Busana dan Sanggar Rias
Kekhasan masyarakat Yogyakarta salah satunya dapat dilihat dari jenis pakaian tradisional yang sampai saat ini masih dapat ditemui dalam kehidupan keseharian maupun dalam acara-acara tertentu. Lingkup data potensi seni budaya yang terkait dengan busana dibatasi pada jenis pakaian khas yang umumnya diakui sebagai warisan budaya Yogyakarta. Dalam khasanah kebusanaan, terdapat motif batik dan motif lurik yang memiliki kandungan makna yang sangat kaya. Penggunaan jenis-jenis pakaian tradisional khas Yogyakarta pada umumnya sangat terkait dengan keberadaan sanggar rias yang memberikan pelayanan dalam hal merias atau menata busana pada acara- acara tertentu.
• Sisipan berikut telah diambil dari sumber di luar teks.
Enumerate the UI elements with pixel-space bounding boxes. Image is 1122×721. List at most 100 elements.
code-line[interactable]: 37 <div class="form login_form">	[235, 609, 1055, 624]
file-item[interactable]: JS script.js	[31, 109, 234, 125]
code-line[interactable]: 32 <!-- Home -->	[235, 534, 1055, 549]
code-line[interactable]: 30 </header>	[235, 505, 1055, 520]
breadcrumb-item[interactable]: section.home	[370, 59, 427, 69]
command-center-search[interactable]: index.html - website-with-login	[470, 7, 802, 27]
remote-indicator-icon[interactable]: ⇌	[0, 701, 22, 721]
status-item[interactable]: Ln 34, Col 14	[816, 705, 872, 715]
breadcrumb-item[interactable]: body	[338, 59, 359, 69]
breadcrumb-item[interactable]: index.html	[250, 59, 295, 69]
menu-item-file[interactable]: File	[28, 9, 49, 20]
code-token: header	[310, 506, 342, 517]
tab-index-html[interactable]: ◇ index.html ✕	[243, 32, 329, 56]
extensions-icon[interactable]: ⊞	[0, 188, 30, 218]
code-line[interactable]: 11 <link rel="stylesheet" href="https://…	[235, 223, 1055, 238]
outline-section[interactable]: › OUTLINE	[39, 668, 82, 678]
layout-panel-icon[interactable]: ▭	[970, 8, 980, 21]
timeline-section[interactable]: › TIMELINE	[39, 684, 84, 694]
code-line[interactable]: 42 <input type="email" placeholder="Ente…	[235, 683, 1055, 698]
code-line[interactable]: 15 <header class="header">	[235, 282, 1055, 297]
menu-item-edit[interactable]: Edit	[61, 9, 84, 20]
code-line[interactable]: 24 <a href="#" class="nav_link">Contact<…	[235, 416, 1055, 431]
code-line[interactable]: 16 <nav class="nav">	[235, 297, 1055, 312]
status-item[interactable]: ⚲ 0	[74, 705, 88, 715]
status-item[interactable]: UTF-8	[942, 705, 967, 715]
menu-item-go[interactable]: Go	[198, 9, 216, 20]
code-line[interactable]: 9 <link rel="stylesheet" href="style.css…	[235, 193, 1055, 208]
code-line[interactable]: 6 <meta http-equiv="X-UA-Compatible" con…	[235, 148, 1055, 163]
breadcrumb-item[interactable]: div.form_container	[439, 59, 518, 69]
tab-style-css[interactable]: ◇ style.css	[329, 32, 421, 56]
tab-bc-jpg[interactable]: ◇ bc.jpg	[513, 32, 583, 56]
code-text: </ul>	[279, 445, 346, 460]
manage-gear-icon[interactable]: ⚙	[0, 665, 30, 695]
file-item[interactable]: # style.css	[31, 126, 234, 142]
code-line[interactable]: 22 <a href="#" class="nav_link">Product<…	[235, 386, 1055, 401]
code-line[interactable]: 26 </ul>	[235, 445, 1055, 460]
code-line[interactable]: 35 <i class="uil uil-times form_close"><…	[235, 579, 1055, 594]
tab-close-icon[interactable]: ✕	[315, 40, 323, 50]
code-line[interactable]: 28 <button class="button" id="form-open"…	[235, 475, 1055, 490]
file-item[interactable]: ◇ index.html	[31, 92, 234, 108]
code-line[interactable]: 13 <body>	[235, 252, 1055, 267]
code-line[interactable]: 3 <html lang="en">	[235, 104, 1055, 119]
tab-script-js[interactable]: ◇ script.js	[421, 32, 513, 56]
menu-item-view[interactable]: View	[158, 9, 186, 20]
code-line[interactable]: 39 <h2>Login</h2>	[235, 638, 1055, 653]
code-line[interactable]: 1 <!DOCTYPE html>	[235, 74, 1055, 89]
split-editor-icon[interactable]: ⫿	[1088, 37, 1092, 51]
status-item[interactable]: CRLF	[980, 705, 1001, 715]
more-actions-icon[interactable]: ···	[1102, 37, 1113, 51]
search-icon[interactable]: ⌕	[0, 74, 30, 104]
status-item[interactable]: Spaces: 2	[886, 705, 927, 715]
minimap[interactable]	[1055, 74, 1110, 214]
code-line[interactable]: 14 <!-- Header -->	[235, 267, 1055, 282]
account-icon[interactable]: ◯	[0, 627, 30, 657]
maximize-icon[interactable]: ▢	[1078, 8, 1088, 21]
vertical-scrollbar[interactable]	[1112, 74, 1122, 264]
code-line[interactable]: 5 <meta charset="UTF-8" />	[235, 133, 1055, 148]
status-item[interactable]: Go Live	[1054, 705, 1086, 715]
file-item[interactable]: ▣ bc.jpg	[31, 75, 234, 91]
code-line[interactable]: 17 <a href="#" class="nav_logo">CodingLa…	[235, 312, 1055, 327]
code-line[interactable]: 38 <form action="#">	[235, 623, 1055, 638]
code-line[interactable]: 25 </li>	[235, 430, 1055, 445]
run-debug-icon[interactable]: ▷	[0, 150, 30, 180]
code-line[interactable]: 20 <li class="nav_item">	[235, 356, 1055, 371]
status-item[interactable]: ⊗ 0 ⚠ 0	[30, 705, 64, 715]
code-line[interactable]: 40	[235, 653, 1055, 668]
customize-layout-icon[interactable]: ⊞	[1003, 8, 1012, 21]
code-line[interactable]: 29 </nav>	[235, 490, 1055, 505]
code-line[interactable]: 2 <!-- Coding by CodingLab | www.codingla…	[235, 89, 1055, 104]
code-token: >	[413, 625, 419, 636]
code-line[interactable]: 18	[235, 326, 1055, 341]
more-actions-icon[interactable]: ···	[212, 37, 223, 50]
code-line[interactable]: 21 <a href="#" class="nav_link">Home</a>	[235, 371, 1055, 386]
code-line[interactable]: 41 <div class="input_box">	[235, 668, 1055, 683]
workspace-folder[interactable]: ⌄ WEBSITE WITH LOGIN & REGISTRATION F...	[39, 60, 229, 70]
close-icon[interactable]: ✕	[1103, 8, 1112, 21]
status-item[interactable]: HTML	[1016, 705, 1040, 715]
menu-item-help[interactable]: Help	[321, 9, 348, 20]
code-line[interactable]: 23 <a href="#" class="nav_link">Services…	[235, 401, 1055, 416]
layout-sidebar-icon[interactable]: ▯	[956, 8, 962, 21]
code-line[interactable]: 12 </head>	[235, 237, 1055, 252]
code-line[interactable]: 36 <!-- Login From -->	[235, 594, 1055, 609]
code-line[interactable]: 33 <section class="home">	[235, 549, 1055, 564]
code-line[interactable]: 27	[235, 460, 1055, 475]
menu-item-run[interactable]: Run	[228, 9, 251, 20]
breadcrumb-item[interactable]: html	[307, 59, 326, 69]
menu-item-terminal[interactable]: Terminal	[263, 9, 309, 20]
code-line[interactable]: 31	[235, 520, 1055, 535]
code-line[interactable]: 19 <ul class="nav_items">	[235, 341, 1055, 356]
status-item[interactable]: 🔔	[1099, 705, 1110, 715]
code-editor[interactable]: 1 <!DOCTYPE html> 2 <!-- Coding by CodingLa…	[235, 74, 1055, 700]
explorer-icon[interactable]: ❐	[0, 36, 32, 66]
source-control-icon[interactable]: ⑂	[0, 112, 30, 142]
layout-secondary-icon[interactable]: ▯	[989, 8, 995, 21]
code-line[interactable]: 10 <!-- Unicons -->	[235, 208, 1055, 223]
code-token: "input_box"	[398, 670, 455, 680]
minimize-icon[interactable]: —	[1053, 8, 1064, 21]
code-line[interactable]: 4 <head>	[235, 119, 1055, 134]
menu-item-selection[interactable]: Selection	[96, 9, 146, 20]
Dengan demikian, keberadaan sanggar rias dapat mendukung kelestarian dan keberadaan pakaian tradisional Jawa umumnya dan Yogyakarta khususnya.

 

 
Desa Budaya
Berdasarkan hasil kajian tahun 2006, Desa budaya diartikan sebagai "wahana sekelompok manusia yang melakukan aktivitas budaya yang mengekspresikan sistem kepercayaan (religi), sistem kesenian, sistem mata pencaharian, sistem teknologi, sistem komunikasi, sistem sosial, dan sistem lingkungan, tata ruang, dan arsitektur dengan mengaktualisasikan kekayaan potensinya dan menkonservasinya dengan saksama atas kekayaan budaya yang dimilikinya, terutama yang tampak pada adat dan tradisi, seni pertunjukan, kerajinan, dan tata ruang dan arsitektural."

Di DI Yogyakarta terdapat 32 desa yang memiliki predikat sebagai Desa Bina Budaya berdasarkan SK Gubernur No. 325/KPTS/1995. Desa Bina Budaya (Desa Budaya) tersebut diharapkan dapat menjadi wahana bagi upaya pembinaan, pengembangan, dan pelestarian segala potensi budaya yang ada di desa.